El despertador sonó, aunque tuviéramos el día libre me apatecía levantarme temprano para aprovecharlo. No te regalan cada día un billete para ir al caribe...
Al parecer no fuí la única que pensó eso ya que en el restaurante habían muchos concursantes desayunando. Me senté al lado de Ricardo, nos habíamos hecho benos amigos. En ese momento Mateo apareció por la puerta para informarmos que esa misma noche haríamos una cena para darnos la bienvenida. Se quedó un rato hablando con nosotros. Iba de mesa en mesa.
- Janna! - me dijo - los Kaulitz me han dicho que te diga que cuando acabes les hagas una perdida y irán a tu habitación. Yo me encargo de que Lisa no suba, tranquila - eso me lo dijo bajito de manera que solo yo pudiera escucharlo, me guiñó un ojo y se fue.
Terminé mi desayunó lo más rápido que pude y les hice una perdida. Subí corriendo por las escaleras ya que el ascensor tardaba mucho en llegar. Cuando llegué vi a Tom esperando para entrar. Abrí la puerta y entramos, los dos.
- Y Bill? - pregunté
- Durmiendo. Dudo que se despierte antes de la hora de comer -
Intenté arreglar un poco la ropa que había por encima de la cama.
- Bueno, y que te parece el paraíso? - dijo Tom tumbándose en la cama.
- Me encanta, no he visto mucho pero me encanta - le contesté mientras me sentaba a su lado.
- Te apetece hacer algo? - propuso Tom
- Como qué?-
- mmm...- Tom estaba pensando - vamos a la playa? -
- No nos verán todos? Van a decir que es un tongo... -
- Hay un trozo de playa privada, ahí nadie nos verá. La podemos alquilar - dijo mientras se sentaba.
- Pero debe ser carísimo no? - quería hacerle entender a Tom que yo no era una estrella mundialmente conocida y que no podía permitírmelo.
- Yo lo pago - dijo levantándose de un bote - cuando ganes los 500.000€ ya me lo pagarás - dijo viendo mi cara de "no" mientras me guiñaba un ojo.
Acepté. Quien podía resistirse a ir a una playa privada a solas con Tom Kaulitz? Yo no.
Llegamos a un hotel que estaba lo bastante lejos para que nadie nos viera donde cada habiatción tenía un trozo de playa privada. Me quité la ropa enseguida quedándome con el bikini para entrar rápidamente al agua. El agua estaba fría pero daba igual.
- Vamos rastitas, a qué esperas? - grité ya dentro del agua.
Tom iba entrando poco a poco y yo lo iba salpicando para que se diera prisa. Era demasiado divertido ver la cara que ponía cuando el agua fría le tocaba.
- Cuando entre prepárate! - me decía. Yo no podía hacer otra cosa que salpicarle y reír.
- En fin de año vuelvo, que supongo que ya habrás acabado de entrar! - bromeé. En ese momento vino corriendo hasta mi. Me cogió en sus brazos y se empezó a vengar.
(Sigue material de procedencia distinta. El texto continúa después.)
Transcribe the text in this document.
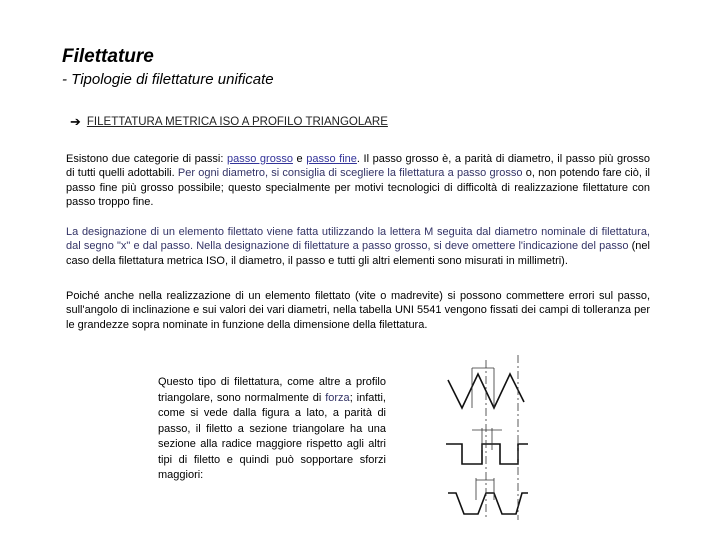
Filettature
- Tipologie di filettature unificate
➔ FILETTATURA METRICA ISO A PROFILO TRIANGOLARE
Esistono due categorie di passi: passo grosso e passo fine. Il passo grosso è, a parità di diametro, il passo più grosso di tutti quelli adottabili. Per ogni diametro, si consiglia di scegliere la filettatura a passo grosso o, non potendo fare ciò, il passo fine più grosso possibile; questo specialmente per motivi tecnologici di difficoltà di realizzazione filettature con passo troppo fine.
La designazione di un elemento filettato viene fatta utilizzando la lettera M seguita dal diametro nominale di filettatura, dal segno "x" e dal passo. Nella designazione di filettature a passo grosso, si deve omettere l'indicazione del passo (nel caso della filettatura metrica ISO, il diametro, il passo e tutti gli altri elementi sono misurati in millimetri).
Poiché anche nella realizzazione di un elemento filettato (vite o madrevite) si possono commettere errori sul passo, sull'angolo di inclinazione e sui valori dei vari diametri, nella tabella UNI 5541 vengono fissati dei campi di tolleranza per le grandezze sopra nominate in funzione della dimensione della filettatura.
Questo tipo di filettatura, come altre a profilo triangolare, sono normalmente di forza; infatti, come si vede dalla figura a lato, a parità di passo, il filetto a sezione triangolare ha una sezione alla radice maggiore rispetto agli altri tipi di filetto e quindi può sopportare sforzi maggiori:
- Ahora verás, ya no te puedes escapar - me decía mientras yo me cogía con todas mis fuerzas a él para que no me pudiera tirar.
- No!!!!!! Para Tom! - le suplicaba
- Una... -
- No! - no podía parar de reír
- Dos... -
- Para Tom! - seguía riendo-
- TRES! - se tiró conmigo aun en sus brazos al agua cubriéndonos enteros.
Tom se levantó y se fue corriendo riendo a carcajadas. Se sentó en su toalla y se quedo mirándome mientras yo seguía en el agua jugando con las pequeñas olas cual niña pequeña.
- No te metas muy al fondo! - me gritó mientras tumbaba para tomar el sol.
- No, papi! - reí
Dejé que pasara un rato para dejar que se secara y cuando vi que había cerrado los ojos para que el sol no le molestara estando boca arriba me acerqué a él mojada y me tumbé encima suyo haciendo que se mojara todo.
- DIOS JANNA ESTÁ HELADA! - dijo abriendo los ojos de golpe intentando quitarme de encima. No pudo. Yo solo me reía y seguía encima. Nuestras cara estaban cerca, demasiado cerca. Nuestras miradas se cruzaron durante un largo momento. Los ojos de Tom bajaron hacia mis labios, los que por alguna extraña razón estaban cada vez más cerca de los suyos. Tom me apartó el mechón de pelo que caía sobre mi cara sin apartar la vista de mis labios, entonces yo bajé la mía hasta llegar a los suyos. Eran tan besables...
- Mierda Janna, no puedo. Eres la novia de mi hermano. Perdona enserio... - me dijo Tom mientras intentaba sentarse.
- Perdóname tu a mi.. - dije mientras me quitaba de encima y me sentaba en mi toalla.